Saturday, September 3, 2011
Women & Families Celebrate in Martyrs Square
Thousands of women have gathered in Martyrs' square in the Libyan capital of Tripoli to add their voices to the chorus of celebrations marking an end to the rule of Muammar Gaddafi.
Women have often been publically absent during the revolution, but they used the occasion on Friday evening to take part in what has been called the "million women march".
Al Jazeera's Anita McNaught, reporting from Tripoli, said: "This is a family night, it is a night for women to come and say thank you to their men for helping liberate their country they tell us."
McNaught said unlike many celebratory occasions in previous weeks, the gathering was peaceful, with no rifles or guns being fired.
They have demilitarized Martyr’s Square. There’s no celebratory gun fire.
“The atmosphere is just lovely.”
Thousands of women who were publically absent for much of the conflict in Libya have gathered in Martyrs' square in Tripoli to mark the end of the Gaddafi era.
Al Jazeera's Anita McNaught reporting from the square says they have called this the million woman march in Libya and it is a family friendly evening.
"There is an absense of rifles and guns in the air, McNaught said. "It is remarkable to seen an event like this with families all together."
Libyans flock to Green Square to celebrate
http://www.heraldsun.com.au/news/breaking-news/libyans-flock-to-green-square-to-celebrate/story-e6frf7jx-1226128682898
By Deborah Pasmantier in Tripoli
TENS of thousands of people have thronged Tripoli's Green Square - now renamed Martyrs' Square - to fete their new-found freedom after 42 years of Muammar Gaddafi's rule.
Arriving on buses, in cars and on foot, ecstatic residents of the coastal capital repeated a single phrase over and over again: "Now we are free."
There were women in traditional Islamic robes or sporting colourful headscarves. Some young women wore ballgowns while other youths strutted around in the latest fashions.
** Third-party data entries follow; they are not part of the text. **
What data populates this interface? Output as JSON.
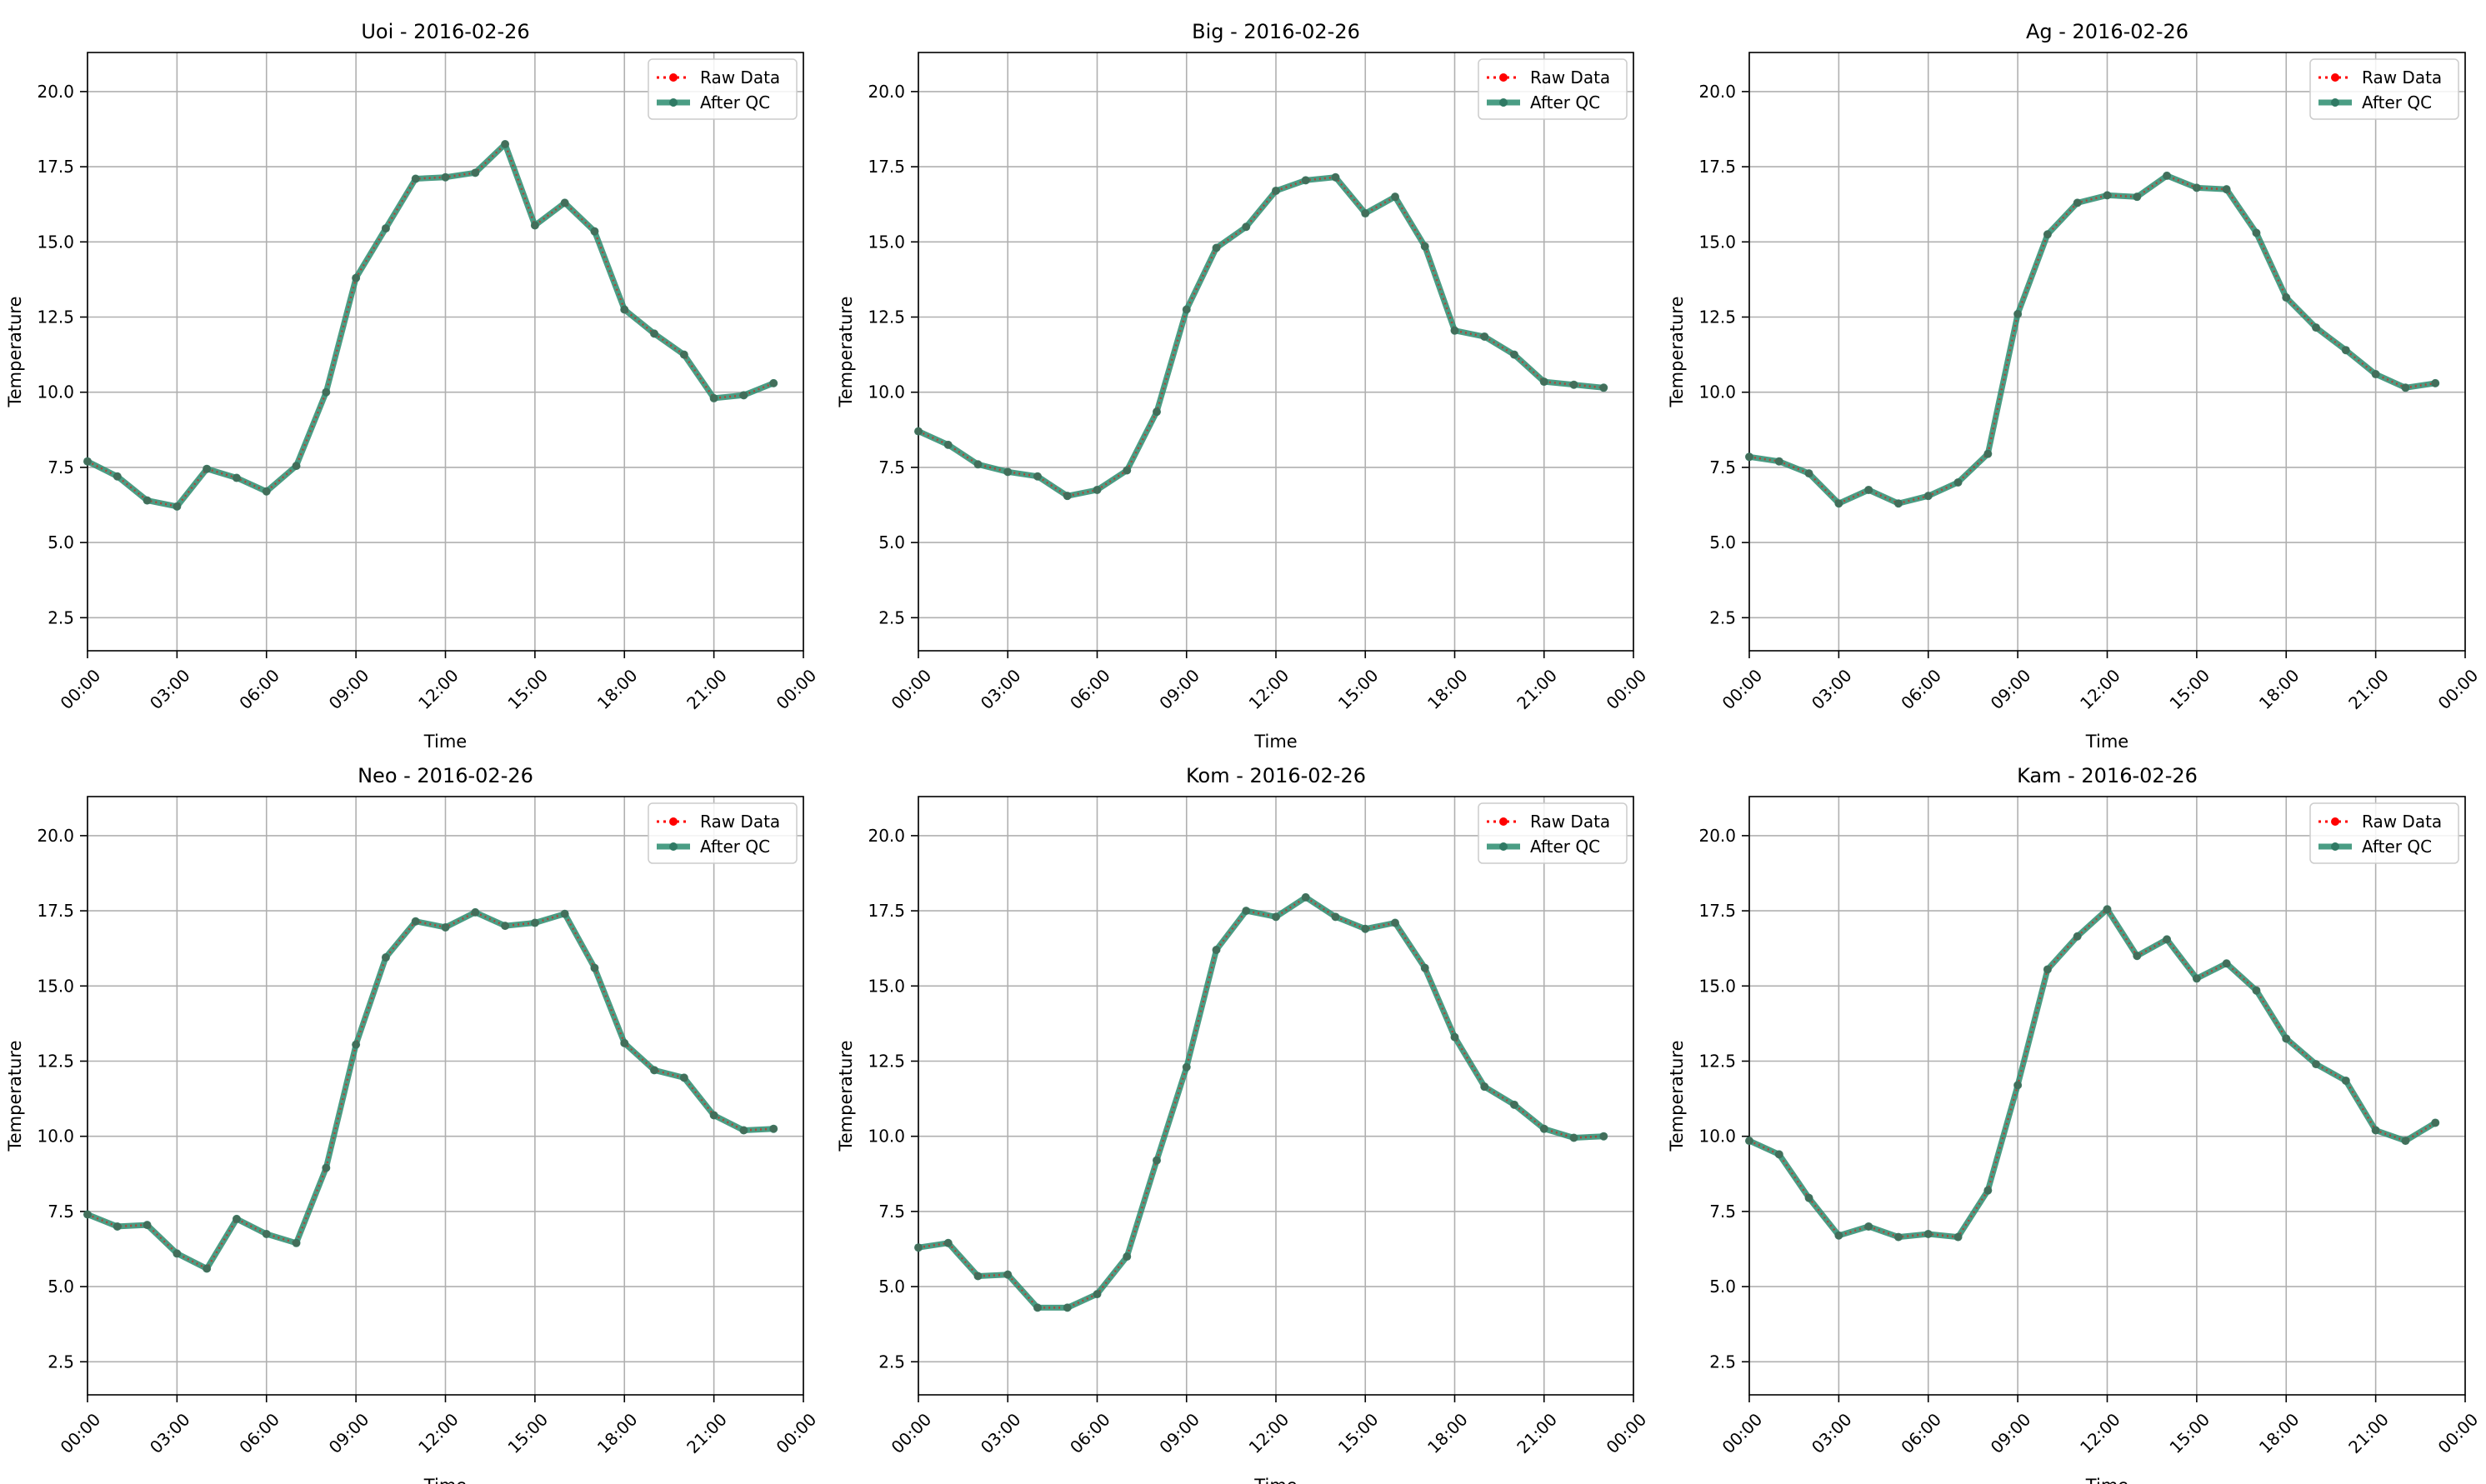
{
  "colors": {
    "raw": "#ff0000",
    "after_qc": "#2a8c6e",
    "after_qc_marker": "#2f7a64",
    "grid": "#b0b0b0",
    "axis": "#000000",
    "background": "#ffffff"
  },
  "legend_labels": [
    "Raw Data",
    "After QC"
  ],
  "chart_data": [
    {
      "type": "line",
      "title": "Uoi - 2016-02-26",
      "xlabel": "Time",
      "ylabel": "Temperature",
      "x_ticks": [
        "00:00",
        "03:00",
        "06:00",
        "09:00",
        "12:00",
        "15:00",
        "18:00",
        "21:00",
        "00:00"
      ],
      "y_ticks": [
        "2.5",
        "5.0",
        "7.5",
        "10.0",
        "12.5",
        "15.0",
        "17.5",
        "20.0"
      ],
      "xlim": [
        "2016-02-26 00:00",
        "2016-02-27 00:00"
      ],
      "ylim": [
        1.4,
        21.3
      ],
      "grid": true,
      "legend_position": "top-right",
      "x": [
        "00:00",
        "01:00",
        "02:00",
        "03:00",
        "04:00",
        "05:00",
        "06:00",
        "07:00",
        "08:00",
        "09:00",
        "10:00",
        "11:00",
        "12:00",
        "13:00",
        "14:00",
        "15:00",
        "16:00",
        "17:00",
        "18:00",
        "19:00",
        "20:00",
        "21:00",
        "22:00",
        "23:00"
      ],
      "series": [
        {
          "name": "Raw Data",
          "values": [
            7.7,
            7.2,
            6.4,
            6.2,
            7.45,
            7.15,
            6.7,
            7.55,
            10.0,
            13.8,
            15.45,
            17.1,
            17.15,
            17.3,
            18.25,
            15.55,
            16.3,
            15.35,
            12.75,
            11.95,
            11.25,
            9.8,
            9.9,
            10.3
          ]
        },
        {
          "name": "After QC",
          "values": [
            7.7,
            7.2,
            6.4,
            6.2,
            7.45,
            7.15,
            6.7,
            7.55,
            10.0,
            13.8,
            15.45,
            17.1,
            17.15,
            17.3,
            18.25,
            15.55,
            16.3,
            15.35,
            12.75,
            11.95,
            11.25,
            9.8,
            9.9,
            10.3
          ]
        }
      ]
    },
    {
      "type": "line",
      "title": "Big - 2016-02-26",
      "xlabel": "Time",
      "ylabel": "Temperature",
      "x_ticks": [
        "00:00",
        "03:00",
        "06:00",
        "09:00",
        "12:00",
        "15:00",
        "18:00",
        "21:00",
        "00:00"
      ],
      "y_ticks": [
        "2.5",
        "5.0",
        "7.5",
        "10.0",
        "12.5",
        "15.0",
        "17.5",
        "20.0"
      ],
      "xlim": [
        "2016-02-26 00:00",
        "2016-02-27 00:00"
      ],
      "ylim": [
        1.4,
        21.3
      ],
      "grid": true,
      "legend_position": "top-right",
      "x": [
        "00:00",
        "01:00",
        "02:00",
        "03:00",
        "04:00",
        "05:00",
        "06:00",
        "07:00",
        "08:00",
        "09:00",
        "10:00",
        "11:00",
        "12:00",
        "13:00",
        "14:00",
        "15:00",
        "16:00",
        "17:00",
        "18:00",
        "19:00",
        "20:00",
        "21:00",
        "22:00",
        "23:00"
      ],
      "series": [
        {
          "name": "Raw Data",
          "values": [
            8.7,
            8.25,
            7.6,
            7.35,
            7.2,
            6.55,
            6.75,
            7.4,
            9.35,
            12.75,
            14.8,
            15.5,
            16.7,
            17.05,
            17.15,
            15.95,
            16.5,
            14.85,
            12.05,
            11.85,
            11.25,
            10.35,
            10.25,
            10.15
          ]
        },
        {
          "name": "After QC",
          "values": [
            8.7,
            8.25,
            7.6,
            7.35,
            7.2,
            6.55,
            6.75,
            7.4,
            9.35,
            12.75,
            14.8,
            15.5,
            16.7,
            17.05,
            17.15,
            15.95,
            16.5,
            14.85,
            12.05,
            11.85,
            11.25,
            10.35,
            10.25,
            10.15
          ]
        }
      ]
    },
    {
      "type": "line",
      "title": "Ag - 2016-02-26",
      "xlabel": "Time",
      "ylabel": "Temperature",
      "x_ticks": [
        "00:00",
        "03:00",
        "06:00",
        "09:00",
        "12:00",
        "15:00",
        "18:00",
        "21:00",
        "00:00"
      ],
      "y_ticks": [
        "2.5",
        "5.0",
        "7.5",
        "10.0",
        "12.5",
        "15.0",
        "17.5",
        "20.0"
      ],
      "xlim": [
        "2016-02-26 00:00",
        "2016-02-27 00:00"
      ],
      "ylim": [
        1.4,
        21.3
      ],
      "grid": true,
      "legend_position": "top-right",
      "x": [
        "00:00",
        "01:00",
        "02:00",
        "03:00",
        "04:00",
        "05:00",
        "06:00",
        "07:00",
        "08:00",
        "09:00",
        "10:00",
        "11:00",
        "12:00",
        "13:00",
        "14:00",
        "15:00",
        "16:00",
        "17:00",
        "18:00",
        "19:00",
        "20:00",
        "21:00",
        "22:00",
        "23:00"
      ],
      "series": [
        {
          "name": "Raw Data",
          "values": [
            7.85,
            7.7,
            7.3,
            6.3,
            6.75,
            6.3,
            6.55,
            7.0,
            7.95,
            12.6,
            15.25,
            16.3,
            16.55,
            16.5,
            17.2,
            16.8,
            16.75,
            15.3,
            13.15,
            12.15,
            11.4,
            10.6,
            10.15,
            10.3
          ]
        },
        {
          "name": "After QC",
          "values": [
            7.85,
            7.7,
            7.3,
            6.3,
            6.75,
            6.3,
            6.55,
            7.0,
            7.95,
            12.6,
            15.25,
            16.3,
            16.55,
            16.5,
            17.2,
            16.8,
            16.75,
            15.3,
            13.15,
            12.15,
            11.4,
            10.6,
            10.15,
            10.3
          ]
        }
      ]
    },
    {
      "type": "line",
      "title": "Neo - 2016-02-26",
      "xlabel": "Time",
      "ylabel": "Temperature",
      "x_ticks": [
        "00:00",
        "03:00",
        "06:00",
        "09:00",
        "12:00",
        "15:00",
        "18:00",
        "21:00",
        "00:00"
      ],
      "y_ticks": [
        "2.5",
        "5.0",
        "7.5",
        "10.0",
        "12.5",
        "15.0",
        "17.5",
        "20.0"
      ],
      "xlim": [
        "2016-02-26 00:00",
        "2016-02-27 00:00"
      ],
      "ylim": [
        1.4,
        21.3
      ],
      "grid": true,
      "legend_position": "top-right",
      "x": [
        "00:00",
        "01:00",
        "02:00",
        "03:00",
        "04:00",
        "05:00",
        "06:00",
        "07:00",
        "08:00",
        "09:00",
        "10:00",
        "11:00",
        "12:00",
        "13:00",
        "14:00",
        "15:00",
        "16:00",
        "17:00",
        "18:00",
        "19:00",
        "20:00",
        "21:00",
        "22:00",
        "23:00"
      ],
      "series": [
        {
          "name": "Raw Data",
          "values": [
            7.4,
            7.0,
            7.05,
            6.1,
            5.6,
            7.25,
            6.75,
            6.45,
            8.95,
            13.05,
            15.95,
            17.15,
            16.95,
            17.45,
            17.0,
            17.1,
            17.4,
            15.6,
            13.1,
            12.2,
            11.95,
            10.7,
            10.2,
            10.25
          ]
        },
        {
          "name": "After QC",
          "values": [
            7.4,
            7.0,
            7.05,
            6.1,
            5.6,
            7.25,
            6.75,
            6.45,
            8.95,
            13.05,
            15.95,
            17.15,
            16.95,
            17.45,
            17.0,
            17.1,
            17.4,
            15.6,
            13.1,
            12.2,
            11.95,
            10.7,
            10.2,
            10.25
          ]
        }
      ]
    },
    {
      "type": "line",
      "title": "Kom - 2016-02-26",
      "xlabel": "Time",
      "ylabel": "Temperature",
      "x_ticks": [
        "00:00",
        "03:00",
        "06:00",
        "09:00",
        "12:00",
        "15:00",
        "18:00",
        "21:00",
        "00:00"
      ],
      "y_ticks": [
        "2.5",
        "5.0",
        "7.5",
        "10.0",
        "12.5",
        "15.0",
        "17.5",
        "20.0"
      ],
      "xlim": [
        "2016-02-26 00:00",
        "2016-02-27 00:00"
      ],
      "ylim": [
        1.4,
        21.3
      ],
      "grid": true,
      "legend_position": "top-right",
      "x": [
        "00:00",
        "01:00",
        "02:00",
        "03:00",
        "04:00",
        "05:00",
        "06:00",
        "07:00",
        "08:00",
        "09:00",
        "10:00",
        "11:00",
        "12:00",
        "13:00",
        "14:00",
        "15:00",
        "16:00",
        "17:00",
        "18:00",
        "19:00",
        "20:00",
        "21:00",
        "22:00",
        "23:00"
      ],
      "series": [
        {
          "name": "Raw Data",
          "values": [
            6.3,
            6.45,
            5.35,
            5.4,
            4.3,
            4.3,
            4.75,
            6.0,
            9.2,
            12.3,
            16.2,
            17.5,
            17.3,
            17.95,
            17.3,
            16.9,
            17.1,
            15.6,
            13.3,
            11.65,
            11.05,
            10.25,
            9.95,
            10.0
          ]
        },
        {
          "name": "After QC",
          "values": [
            6.3,
            6.45,
            5.35,
            5.4,
            4.3,
            4.3,
            4.75,
            6.0,
            9.2,
            12.3,
            16.2,
            17.5,
            17.3,
            17.95,
            17.3,
            16.9,
            17.1,
            15.6,
            13.3,
            11.65,
            11.05,
            10.25,
            9.95,
            10.0
          ]
        }
      ]
    },
    {
      "type": "line",
      "title": "Kam - 2016-02-26",
      "xlabel": "Time",
      "ylabel": "Temperature",
      "x_ticks": [
        "00:00",
        "03:00",
        "06:00",
        "09:00",
        "12:00",
        "15:00",
        "18:00",
        "21:00",
        "00:00"
      ],
      "y_ticks": [
        "2.5",
        "5.0",
        "7.5",
        "10.0",
        "12.5",
        "15.0",
        "17.5",
        "20.0"
      ],
      "xlim": [
        "2016-02-26 00:00",
        "2016-02-27 00:00"
      ],
      "ylim": [
        1.4,
        21.3
      ],
      "grid": true,
      "legend_position": "top-right",
      "x": [
        "00:00",
        "01:00",
        "02:00",
        "03:00",
        "04:00",
        "05:00",
        "06:00",
        "07:00",
        "08:00",
        "09:00",
        "10:00",
        "11:00",
        "12:00",
        "13:00",
        "14:00",
        "15:00",
        "16:00",
        "17:00",
        "18:00",
        "19:00",
        "20:00",
        "21:00",
        "22:00",
        "23:00"
      ],
      "series": [
        {
          "name": "Raw Data",
          "values": [
            9.85,
            9.4,
            7.95,
            6.7,
            7.0,
            6.65,
            6.75,
            6.65,
            8.2,
            11.7,
            15.55,
            16.65,
            17.55,
            16.0,
            16.55,
            15.25,
            15.75,
            14.85,
            13.25,
            12.4,
            11.85,
            10.2,
            9.85,
            10.45
          ]
        },
        {
          "name": "After QC",
          "values": [
            9.85,
            9.4,
            7.95,
            6.7,
            7.0,
            6.65,
            6.75,
            6.65,
            8.2,
            11.7,
            15.55,
            16.65,
            17.55,
            16.0,
            16.55,
            15.25,
            15.75,
            14.85,
            13.25,
            12.4,
            11.85,
            10.2,
            9.85,
            10.45
          ]
        }
      ]
    }
  ]
}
"Do you feel how the air we breathe is pure?" said Manal Al-Deber, a 35-year-old pilot.
"We have dreamt of this moment for the past 42 years and now it has become a reality. Today, I no longer dream. Our future is brilliant."
There were no signs of commiseration for Gaddafi, who repeatedly in recent months used broadcasts to insist he was loved by his people and to decry the anti-regime movement as a Western plot.
"Gaddafi has said that the people love him. The people of Tripoli want to show him how they love the revolution," said Jamal Mansur, a 50-year-old who fought to topple the regime.
Others commented how freely people behaved, in stark contrast to earlier times when Gaddafi's network of spies and informants had stifled free speech.
"The people have changed. Earlier they were wary, their faces were horrible," said Ahmed Tarsin, a 34-year-old.
"They spent their time asking you who you were and what you wanted. Today they are magnificent and beaming," he added.
The milling crowds, who created traffic jams along the Corniche leading to the central Martyrs' Square in the heart of the city - an area where Gaddafi lived - cried: "Libyans, lift up your heads, you are free!"
Others held up the black, green and red flag of the revolution to chants of "God is Greatest" - a rallying cry of the fighters who spearheaded the campaign to unseat Gaddafi.
They also raised US and French flags to show their gratitude for the NATO-led military intervention while mocking Gaddafi by wearing curly wigs.
"We will win or we will die" and "Libya is one and united", read their banners.
Interim interior and security minister Ahmed Darrad said in Tripoli today that fighters from elsewhere who had helped to liberate the capital should now go home.
"Starting Saturday there will be a large number of security personnel and policemen who will go back to work," he told AFP. "Now the revolutionaries of Tripoli are able to protect their own city."
The demand aims at defusing possible tensions between Tripoli's freshly emerged revolutionaries and the scores of hardened fighters who poured in from other towns to topple Gaddafi's regime.
Flags of the revolution fluttered everywhere, including on pick-up trucks mounted with cannon. And young demonstrators danced to the beat of tambourines.